Crucifixão de Jesus, obra de
Albrecht Dürer, Século XVI (⁶)
A origem da pena de crucifixão tem sido atribuída aos persas, em decorrência de um relato de Heródoto no Livro VII de Histórias, no qual se diz que Dario, durante as guerras entre persas e gregos (¹), ordenou que um juiz corrupto fosse crucificado. Parece certo, também, que por ordem de outro rei persa, foi crucificado um faraó líbio que governou o Egito. Não está claro, porém, quando essa horrenda forma de execução foi primeiramente usada, e pode nem ter começado na Pérsia, porque, segundo uma inscrição cuneiforme assíria dos dias de Tiglate-Pileser II (²), esse feroz mandatário, no melhor estilo de sua dinastia, fez crucificar um rei que derrotara em combate. Para melhor efeito diante dos inimigos, providenciou que a sentença se cumprisse diante do portão da capital vencida.
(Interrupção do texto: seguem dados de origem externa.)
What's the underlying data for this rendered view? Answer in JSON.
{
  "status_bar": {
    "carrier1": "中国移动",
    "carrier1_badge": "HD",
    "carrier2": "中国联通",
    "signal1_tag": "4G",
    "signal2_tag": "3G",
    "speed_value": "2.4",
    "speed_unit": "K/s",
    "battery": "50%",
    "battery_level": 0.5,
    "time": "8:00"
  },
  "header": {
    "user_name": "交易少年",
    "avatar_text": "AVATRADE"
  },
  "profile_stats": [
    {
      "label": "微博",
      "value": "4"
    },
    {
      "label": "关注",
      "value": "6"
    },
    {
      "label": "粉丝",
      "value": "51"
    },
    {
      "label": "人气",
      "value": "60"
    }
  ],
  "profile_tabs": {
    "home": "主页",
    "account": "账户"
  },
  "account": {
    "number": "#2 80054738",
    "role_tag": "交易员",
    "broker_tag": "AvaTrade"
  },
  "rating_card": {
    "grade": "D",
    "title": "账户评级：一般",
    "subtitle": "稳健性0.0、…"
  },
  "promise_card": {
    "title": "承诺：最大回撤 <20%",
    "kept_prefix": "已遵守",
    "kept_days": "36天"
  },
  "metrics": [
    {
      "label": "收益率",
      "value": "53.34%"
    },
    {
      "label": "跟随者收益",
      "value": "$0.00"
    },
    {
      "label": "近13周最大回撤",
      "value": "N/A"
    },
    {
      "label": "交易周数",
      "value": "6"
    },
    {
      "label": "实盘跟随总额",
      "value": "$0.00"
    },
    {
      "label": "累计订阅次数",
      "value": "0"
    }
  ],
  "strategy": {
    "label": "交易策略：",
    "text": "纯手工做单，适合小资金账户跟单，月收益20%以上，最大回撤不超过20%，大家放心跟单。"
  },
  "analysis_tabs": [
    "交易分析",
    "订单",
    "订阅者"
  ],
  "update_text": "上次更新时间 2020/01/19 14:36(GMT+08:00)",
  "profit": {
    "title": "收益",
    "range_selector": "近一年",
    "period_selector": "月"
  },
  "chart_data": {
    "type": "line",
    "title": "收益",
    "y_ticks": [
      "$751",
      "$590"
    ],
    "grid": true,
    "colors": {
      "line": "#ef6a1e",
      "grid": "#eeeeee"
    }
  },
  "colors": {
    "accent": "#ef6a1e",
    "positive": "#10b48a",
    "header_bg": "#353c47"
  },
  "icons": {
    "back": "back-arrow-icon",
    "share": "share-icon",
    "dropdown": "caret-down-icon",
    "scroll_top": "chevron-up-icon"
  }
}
Tipicamente assírio, não é? Neste caso, a triste primazia do invento teria outros donos, que não os persas.
Foram os romanos, contudo, que, fazendo da crucifixão, ocasionalmente, uma forma de execução em massa, deram a ela o status de pena mais abominável, em razão de provocar morte lenta, acompanhada de sofrimento intenso e da execração pública. Foi o que sucedeu, por exemplo, no final da rebelião de escravos conhecida como Revolta de Espártaco (³), quando os capturados vivos foram crucificados coletivamente, formando as cruzes uma verdadeira floresta, entre as quais era impossível a alguém caminhar em linha reta. 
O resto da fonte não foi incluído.